Der bilinguale Spracherwerb ist eine große Bereicherung, darüber sind sich Sprachforscher einig. Kinder erwerben zwei Sprachen auf Muttersprachenniveau – wer will das nicht können? Viele Kinder und deren Familien werden in den Sommerferien die Gelegenheit haben, im Land der anderen Sprache die Sprachkenntnisse aufzufrischen und zu verbessern, sei es mit den Großeltern, mit der Großfamilie oder einfach im Urlaub. Aber manchmal haben Pädagogen und Eltern Angst, wie es dann nach den langen Sommerferien mit dem Deutsch in der Schule weitergehen wird. Wer mehrsprachig aufgewachsen ist, wird folgende oder ähnliche Situationen bestimmt kennen.

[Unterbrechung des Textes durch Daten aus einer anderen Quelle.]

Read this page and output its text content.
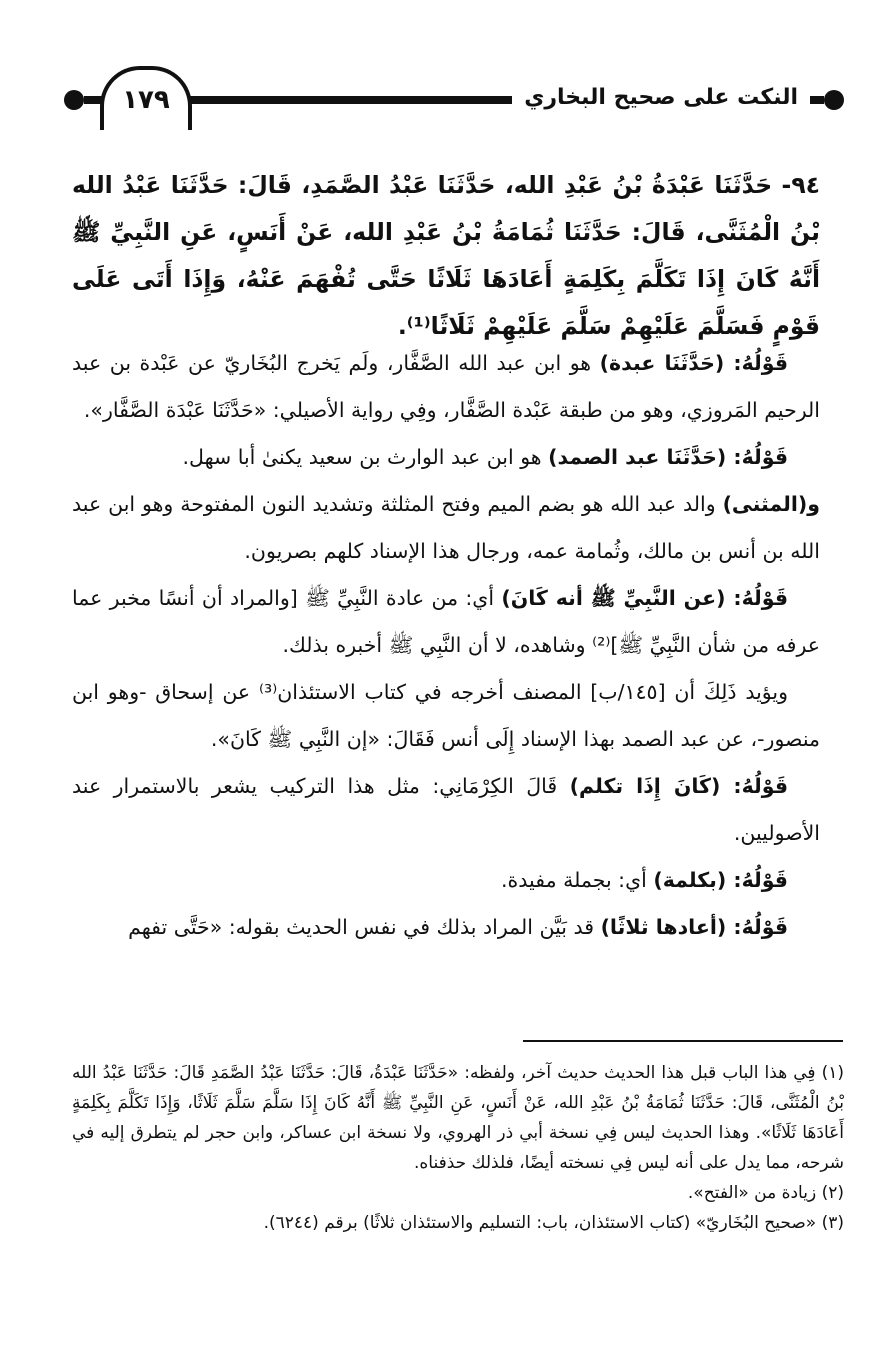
النكت على صحيح البخاري
١٧٩
٩٤- حَدَّثَنَا عَبْدَةُ بْنُ عَبْدِ الله، حَدَّثَنَا عَبْدُ الصَّمَدِ، قَالَ: حَدَّثَنَا عَبْدُ الله بْنُ الْمُثَنَّى، قَالَ: حَدَّثَنَا ثُمَامَةُ بْنُ عَبْدِ الله، عَنْ أَنَسٍ، عَنِ النَّبِيِّ ﷺ أَنَّهُ كَانَ إِذَا تَكَلَّمَ بِكَلِمَةٍ أَعَادَهَا ثَلَاثًا حَتَّى تُفْهَمَ عَنْهُ، وَإِذَا أَتَى عَلَى قَوْمٍ فَسَلَّمَ عَلَيْهِمْ سَلَّمَ عَلَيْهِمْ ثَلَاثًا⁽¹⁾.

قَوْلُهُ: (حَدَّثَنَا عبدة) هو ابن عبد الله الصَّفَّار، ولَم يَخرج البُخَاريّ عن عَبْدة بن عبد الرحيم المَروزي، وهو من طبقة عَبْدة الصَّفَّار، وفِي رواية الأصيلي: «حَدَّثَنَا عَبْدَة الصَّفَّار».

قَوْلُهُ: (حَدَّثَنَا عبد الصمد) هو ابن عبد الوارث بن سعيد يكنىٰ أبا سهل.

و(المثنى) والد عبد الله هو بضم الميم وفتح المثلثة وتشديد النون المفتوحة وهو ابن عبد الله بن أنس بن مالك، وثُمامة عمه، ورجال هذا الإسناد كلهم بصريون.

قَوْلُهُ: (عن النَّبِيِّ ﷺ أنه كَانَ) أي: من عادة النَّبِيِّ ﷺ [والمراد أن أنسًا مخبر عما عرفه من شأن النَّبِيِّ ﷺ]⁽²⁾ وشاهده، لا أن النَّبِي ﷺ أخبره بذلك.

ويؤيد ذَلِكَ أن [١٤٥/ب] المصنف أخرجه في كتاب الاستئذان⁽³⁾ عن إسحاق -وهو ابن منصور-، عن عبد الصمد بهذا الإسناد إِلَى أنس فَقَالَ: «إن النَّبِي ﷺ كَانَ».

قَوْلُهُ: (كَانَ إِذَا تكلم) قَالَ الكِرْمَانِي: مثل هذا التركيب يشعر بالاستمرار عند الأصوليين.

قَوْلُهُ: (بكلمة) أي: بجملة مفيدة.

قَوْلُهُ: (أعادها ثلاثًا) قد بَيَّن المراد بذلك في نفس الحديث بقوله: «حَتَّى تفهم

(١) فِي هذا الباب قبل هذا الحديث حديث آخر، ولفظه: «حَدَّثَنَا عَبْدَةُ، قَالَ: حَدَّثَنَا عَبْدُ الصَّمَدِ قَالَ: حَدَّثَنَا عَبْدُ الله بْنُ الْمُثَنَّى، قَالَ: حَدَّثَنَا ثُمَامَةُ بْنُ عَبْدِ الله، عَنْ أَنَسٍ، عَنِ النَّبِيِّ ﷺ أَنَّهُ كَانَ إِذَا سَلَّمَ سَلَّمَ ثَلَاثًا، وَإِذَا تَكَلَّمَ بِكَلِمَةٍ أَعَادَهَا ثَلَاثًا». وهذا الحديث ليس فِي نسخة أبي ذر الهروي، ولا نسخة ابن عساكر، وابن حجر لم يتطرق إليه في شرحه، مما يدل على أنه ليس فِي نسخته أيضًا، فلذلك حذفناه.

(٢) زيادة من «الفتح».

(٣) «صحيح البُخَاريّ» (كتاب الاستئذان، باب: التسليم والاستئذان ثلاثًا) برقم (٦٢٤٤).
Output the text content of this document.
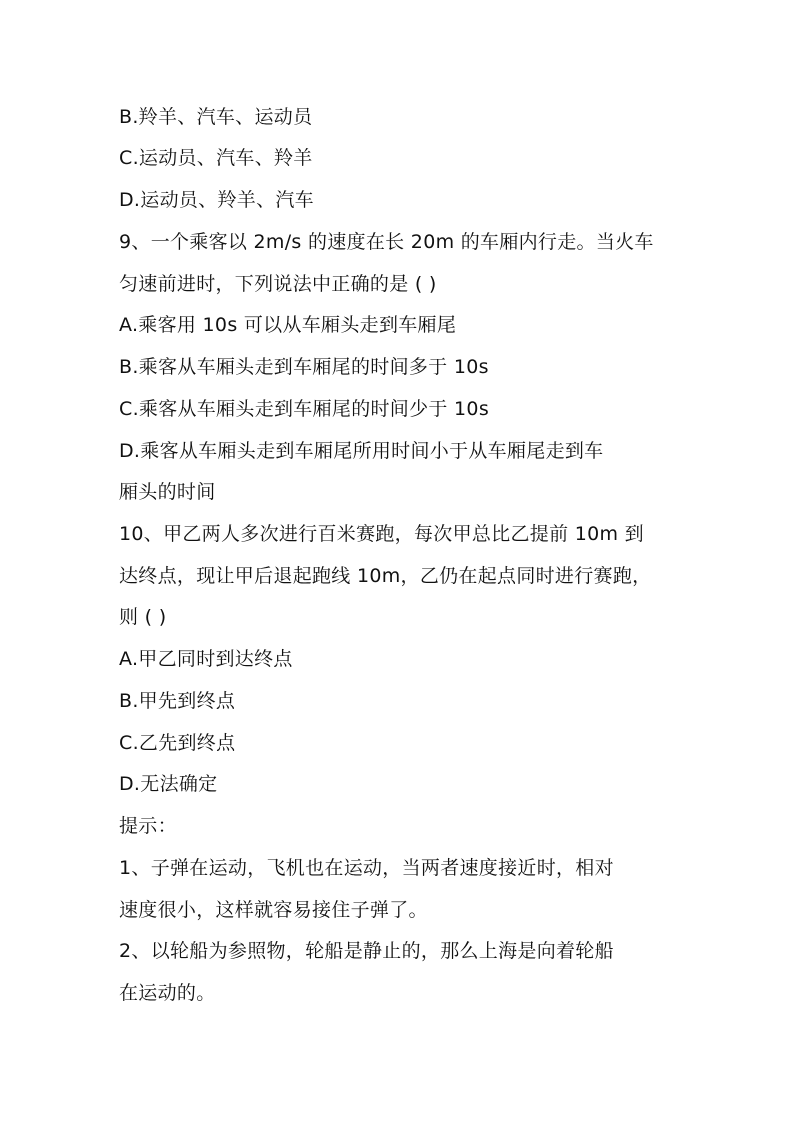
B.羚羊、汽车、运动员
C.运动员、汽车、羚羊
D.运动员、羚羊、汽车
9、一个乘客以 2m/s 的速度在长 20m 的车厢内行走。当火车
匀速前进时，下列说法中正确的是 ( )
A.乘客用 10s 可以从车厢头走到车厢尾
B.乘客从车厢头走到车厢尾的时间多于 10s
C.乘客从车厢头走到车厢尾的时间少于 10s
D.乘客从车厢头走到车厢尾所用时间小于从车厢尾走到车
厢头的时间
10、甲乙两人多次进行百米赛跑，每次甲总比乙提前 10m 到
达终点，现让甲后退起跑线 10m，乙仍在起点同时进行赛跑，
则 ( )
A.甲乙同时到达终点
B.甲先到终点
C.乙先到终点
D.无法确定
提示：
1、子弹在运动，飞机也在运动，当两者速度接近时，相对
速度很小，这样就容易接住子弹了。
2、以轮船为参照物，轮船是静止的，那么上海是向着轮船
在运动的。
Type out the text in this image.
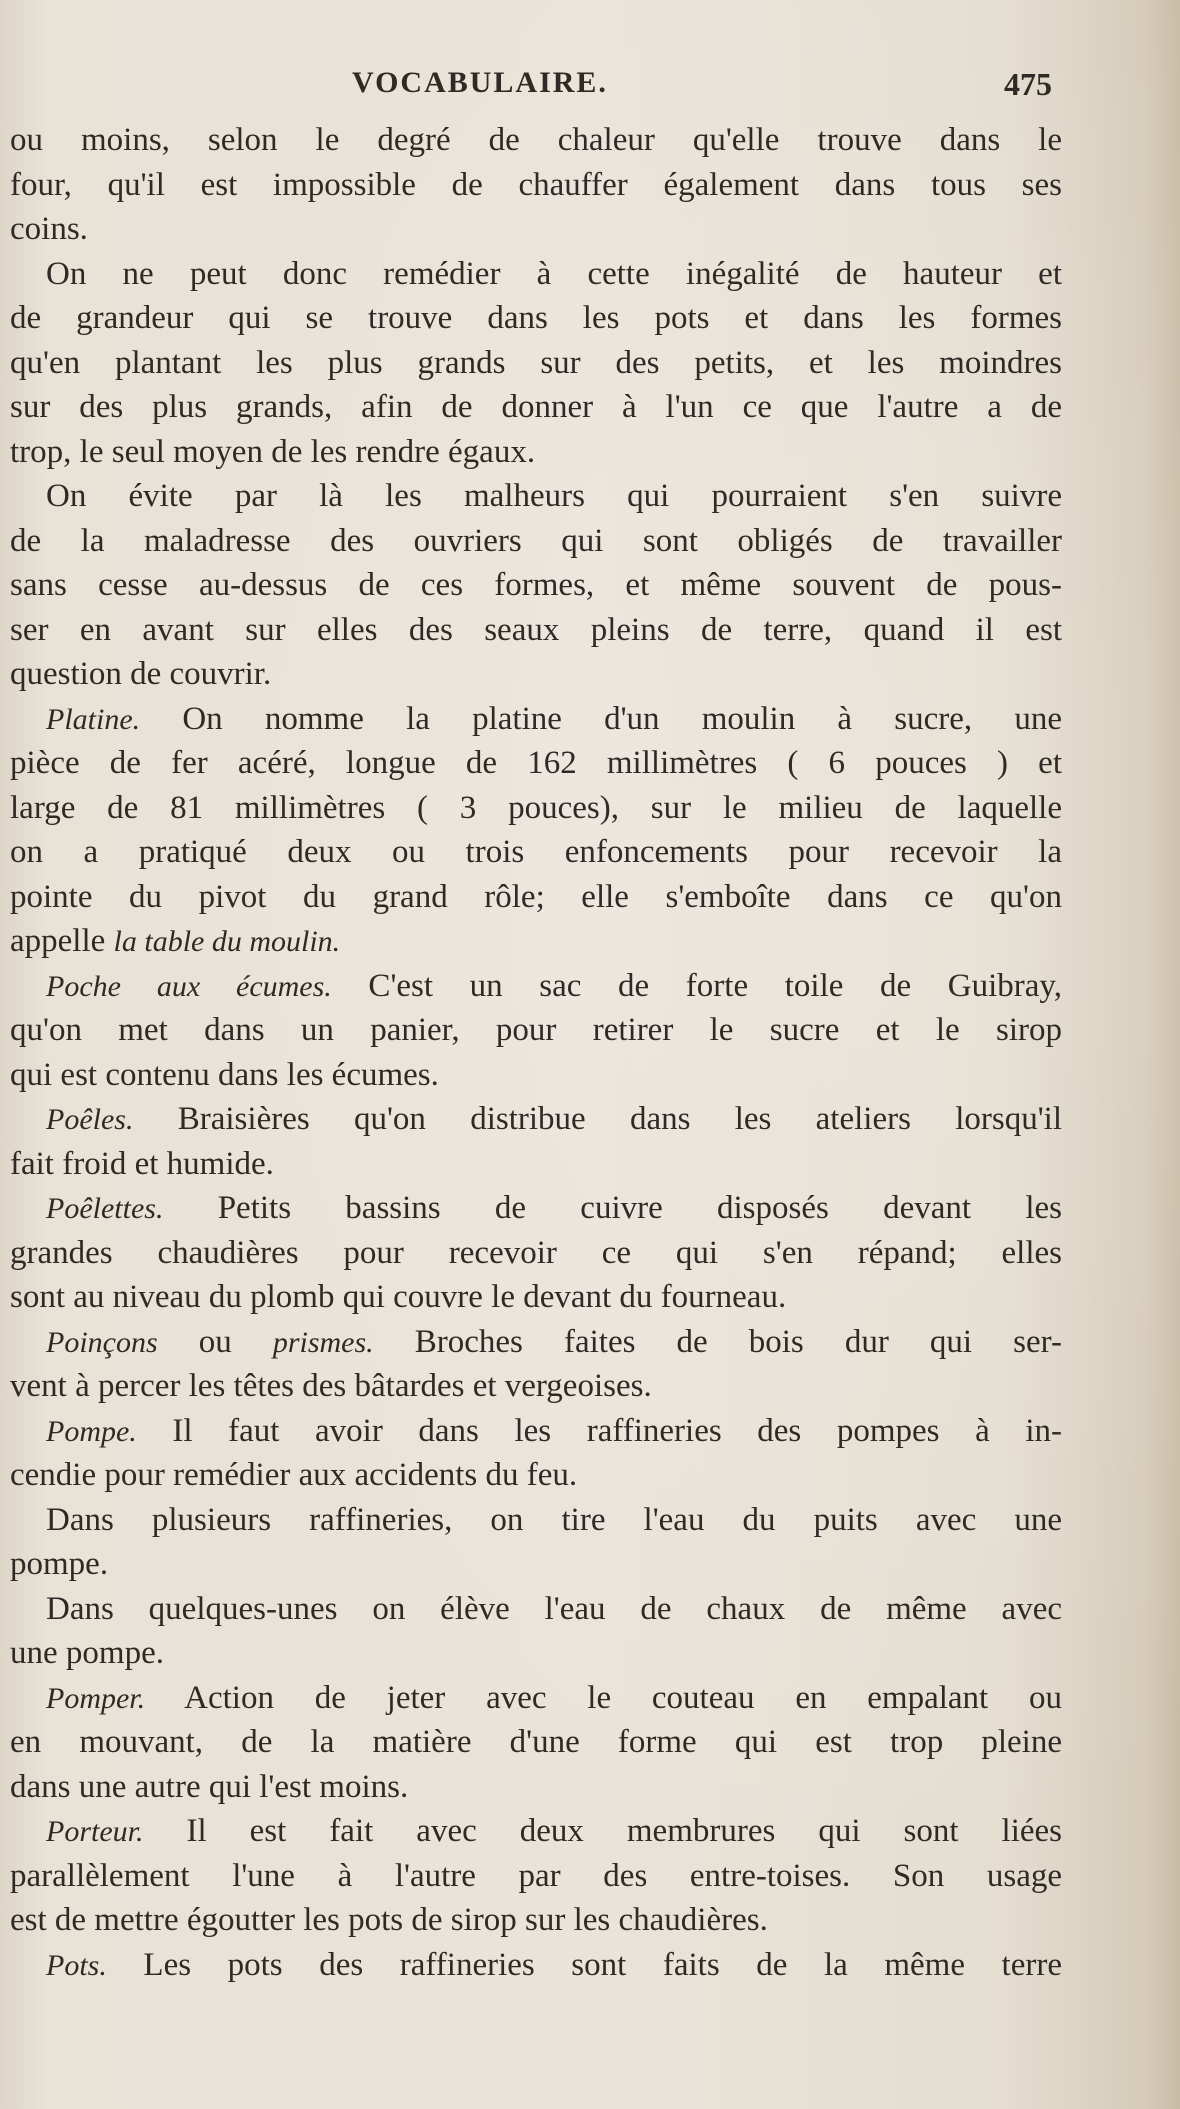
VOCABULAIRE.	475
ou moins, selon le degré de chaleur qu'elle trouve dans le
four, qu'il est impossible de chauffer également dans tous ses
coins.
On ne peut donc remédier à cette inégalité de hauteur et
de grandeur qui se trouve dans les pots et dans les formes
qu'en plantant les plus grands sur des petits, et les moindres
sur des plus grands, afin de donner à l'un ce que l'autre a de
trop, le seul moyen de les rendre égaux.
On évite par là les malheurs qui pourraient s'en suivre
de la maladresse des ouvriers qui sont obligés de travailler
sans cesse au-dessus de ces formes, et même souvent de pous-
ser en avant sur elles des seaux pleins de terre, quand il est
question de couvrir.
Platine. On nomme la platine d'un moulin à sucre, une
pièce de fer acéré, longue de 162 millimètres ( 6 pouces ) et
large de 81 millimètres ( 3 pouces), sur le milieu de laquelle
on a pratiqué deux ou trois enfoncements pour recevoir la
pointe du pivot du grand rôle; elle s'emboîte dans ce qu'on
appelle la table du moulin.
Poche aux écumes. C'est un sac de forte toile de Guibray,
qu'on met dans un panier, pour retirer le sucre et le sirop
qui est contenu dans les écumes.
Poêles. Braisières qu'on distribue dans les ateliers lorsqu'il
fait froid et humide.
Poêlettes. Petits bassins de cuivre disposés devant les
grandes chaudières pour recevoir ce qui s'en répand; elles
sont au niveau du plomb qui couvre le devant du fourneau.
Poinçons ou prismes. Broches faites de bois dur qui ser-
vent à percer les têtes des bâtardes et vergeoises.
Pompe. Il faut avoir dans les raffineries des pompes à in-
cendie pour remédier aux accidents du feu.
Dans plusieurs raffineries, on tire l'eau du puits avec une
pompe.
Dans quelques-unes on élève l'eau de chaux de même avec
une pompe.
Pomper. Action de jeter avec le couteau en empalant ou
en mouvant, de la matière d'une forme qui est trop pleine
dans une autre qui l'est moins.
Porteur. Il est fait avec deux membrures qui sont liées
parallèlement l'une à l'autre par des entre-toises. Son usage
est de mettre égoutter les pots de sirop sur les chaudières.
Pots. Les pots des raffineries sont faits de la même terre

Experte in allen Sprachen, immer und überall

"Sag doch was auf …!" – kennen Sie diese Frage? Wenn die Leute merken, dass Sie mehr als nur Deutsch können, müssen Sie erst einmal zeigen, was Sie draufhaben. Meistens weiß man nicht, was man sagen soll, und Kinder sind in so einer Situation sowieso überfordert und sagen erstmal nichts. Auf Knopfdruck loszusprechen ist nun mal jenseits jeder natürlichen Kommunikation. Wenn ich gefragt werde, sage ich meist den Satz "Ich habe keine Ahnung, was ich dir sagen soll" in der gewünschten Sprache. Und meine Kinder versuche ich vor solchen seltsamen Tests zu schützen. "Ich versichere Ihnen, meine Kinder können XYZ sprechen. Aber nicht nach Aufforderung." Dafür ernte ich immer dankbare Kinderblicke.

Manche Situationen gehen mehrsprachigen Personen auf die Nerven.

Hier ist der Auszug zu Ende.